Saturday, October 31, 2015

poem || Lawrence Upton

Poem for poet voice and dancer
(Dance #10)
Performance. Instructions to the dancer are in square brackets and are not to be spoken. The dancer may also respond to what the voice says.]

Voice:
The door lets in noises.
The room is full of static.
There is nothing but loud near-vacuum.
[The dancer appears, having run forward startlingly, stopped and then started again; all done not quite jerkily, but certainly with little flow in between each separable movement.]
Voice:
I have a troubling sense of light.
My lips are dry and catch together, or so it feels.
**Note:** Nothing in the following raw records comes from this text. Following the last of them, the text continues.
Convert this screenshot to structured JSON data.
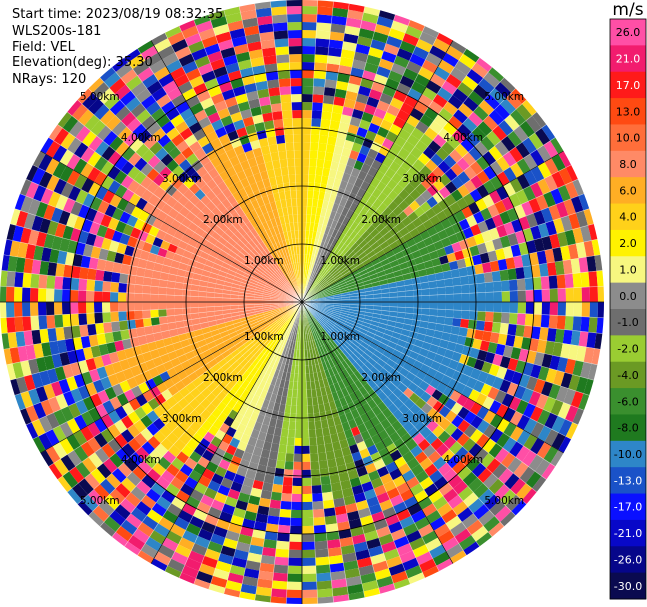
{
  "header": {
    "start_time": "Start time: 2023/08/19 08:32:35",
    "instrument": "WLS200s-181",
    "field": "Field: VEL",
    "elevation": "Elevation(deg): 35.30",
    "nrays": "NRays: 120"
  },
  "colorbar": {
    "unit": "m/s",
    "bins": [
      {
        "label": "26.0",
        "color": "#ff4fa6"
      },
      {
        "label": "21.0",
        "color": "#f21c6e"
      },
      {
        "label": "17.0",
        "color": "#ff1a1a"
      },
      {
        "label": "13.0",
        "color": "#ff4a12"
      },
      {
        "label": "10.0",
        "color": "#ff6e3a"
      },
      {
        "label": "8.0",
        "color": "#ff8a66"
      },
      {
        "label": "6.0",
        "color": "#ffae24"
      },
      {
        "label": "4.0",
        "color": "#ffd11a"
      },
      {
        "label": "2.0",
        "color": "#fff200"
      },
      {
        "label": "1.0",
        "color": "#f7f780"
      },
      {
        "label": "0.0",
        "color": "#8c8c8c"
      },
      {
        "label": "-1.0",
        "color": "#6e6e6e"
      },
      {
        "label": "-2.0",
        "color": "#9acd32"
      },
      {
        "label": "-4.0",
        "color": "#6b9a24"
      },
      {
        "label": "-6.0",
        "color": "#3a8f2e"
      },
      {
        "label": "-8.0",
        "color": "#1f7a1f"
      },
      {
        "label": "-10.0",
        "color": "#2e86c8"
      },
      {
        "label": "-13.0",
        "color": "#1a52c8"
      },
      {
        "label": "-17.0",
        "color": "#0a10ff"
      },
      {
        "label": "-21.0",
        "color": "#0808c8"
      },
      {
        "label": "-26.0",
        "color": "#06068a"
      },
      {
        "label": "-30.0",
        "color": "#0a0a50"
      }
    ]
  },
  "range_rings": {
    "labels": [
      "1.00km",
      "2.00km",
      "3.00km",
      "4.00km",
      "5.00km"
    ]
  },
  "plot": {
    "nrays": 120
  }
}
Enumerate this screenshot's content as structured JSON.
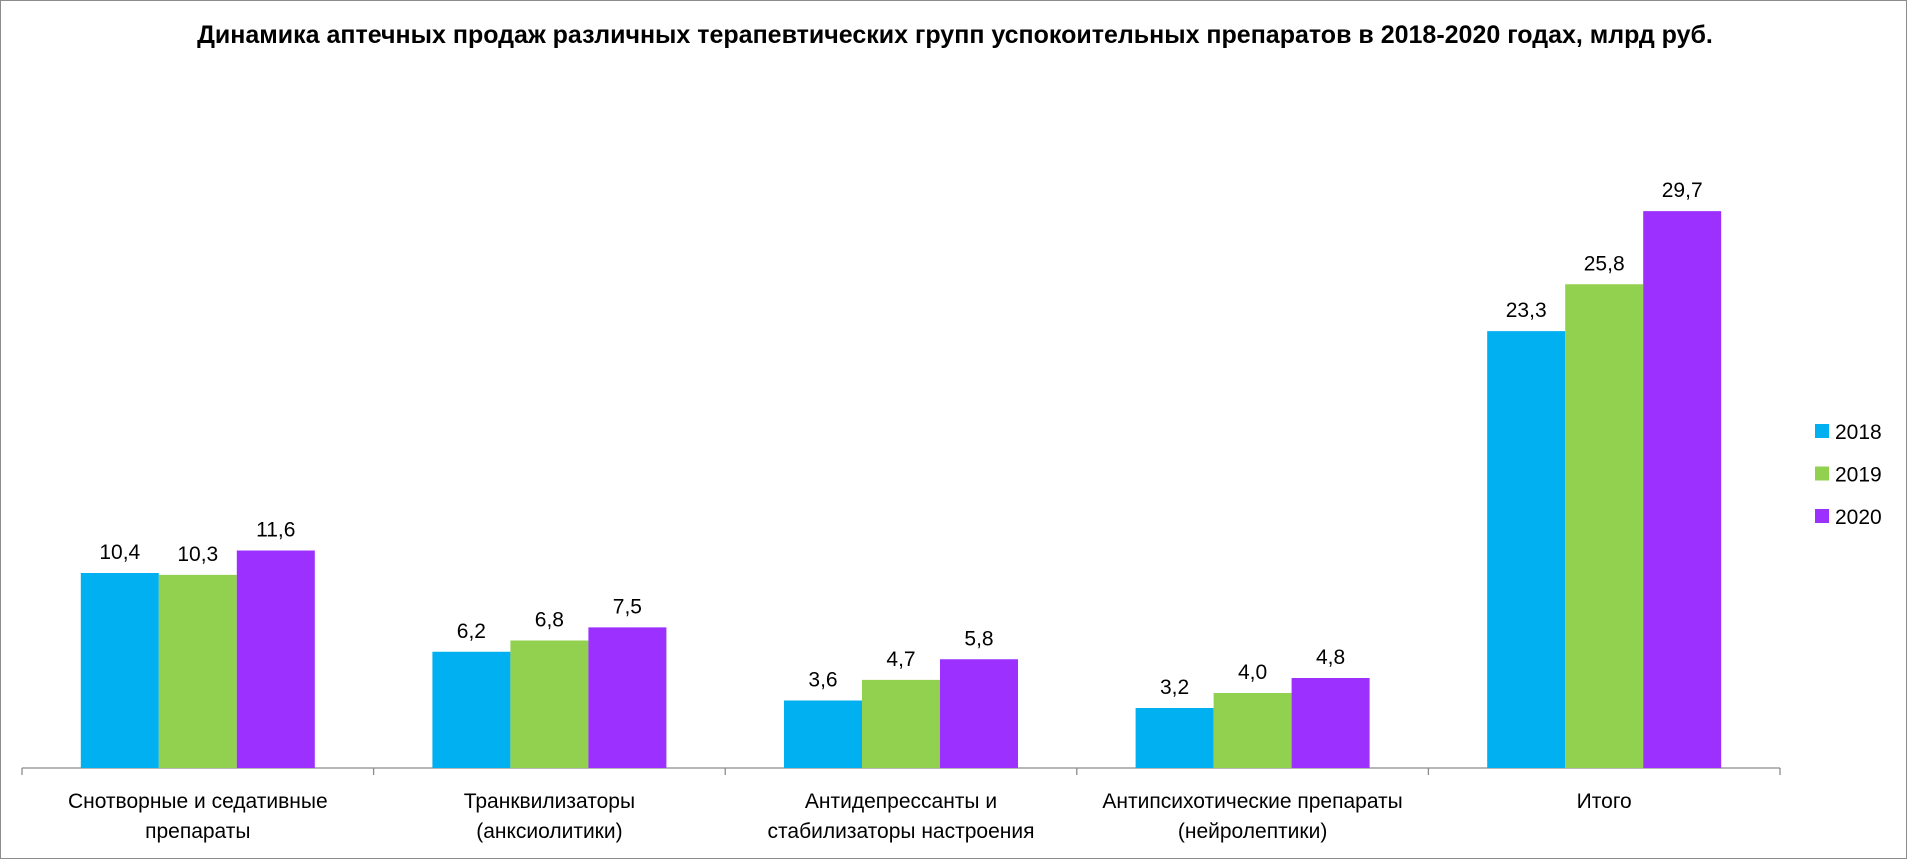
{
  "chart_data": {
    "type": "bar",
    "title": "Динамика аптечных продаж различных терапевтических групп успокоительных препаратов в 2018-2020 годах, млрд руб.",
    "categories": [
      [
        "Снотворные и седативные",
        "препараты"
      ],
      [
        "Транквилизаторы",
        "(анксиолитики)"
      ],
      [
        "Антидепрессанты и",
        "стабилизаторы настроения"
      ],
      [
        "Антипсихотические препараты",
        "(нейролептики)"
      ],
      [
        "Итого"
      ]
    ],
    "series": [
      {
        "name": "2018",
        "color": "#00b0f0",
        "values": [
          10.4,
          6.2,
          3.6,
          3.2,
          23.3
        ],
        "labels": [
          "10,4",
          "6,2",
          "3,6",
          "3,2",
          "23,3"
        ]
      },
      {
        "name": "2019",
        "color": "#92d050",
        "values": [
          10.3,
          6.8,
          4.7,
          4.0,
          25.8
        ],
        "labels": [
          "10,3",
          "6,8",
          "4,7",
          "4,0",
          "25,8"
        ]
      },
      {
        "name": "2020",
        "color": "#9b30ff",
        "values": [
          11.6,
          7.5,
          5.8,
          4.8,
          29.7
        ],
        "labels": [
          "11,6",
          "7,5",
          "5,8",
          "4,8",
          "29,7"
        ]
      }
    ],
    "ylim": [
      0,
      33
    ],
    "grid": false,
    "legend_position": "right"
  }
}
I am alive, but with pain; and I am alone and in pain.
[The dancer flaps its arms, lifting itself a very little from the ground; but it does not fly.]
Voice:
Who am I? he asks. He pushes the door shut.
[The dancer lifts its wings – its arms – and stretches them out momentarily.
The dancer preens itself.]
Voice:
The world spreads out before him. He will no longer read his notes. He does not wish to read his notes.
[The dancer looks about itself with quick jabs of sight, the whole body poised beneath the obsessing and observing head.]
Voice:
There are other choices. Some offer escape. She looks at the time. All she can do is wait.
[The dancer stumbles backwards and falls. Its four legs go into the air, a small crowd of them. All of the dancer's weight is on its back. The dancer is squinting with ferocity.]
Voice:
His thoughts are not pleasant thought.
[The dancer wipes its beak on a protrusion, possibly a branch.
Things vibrate a while, after the dancer leaves them.]
Voice:
He is aware how high above the centre of the world he is. It makes him forgetful.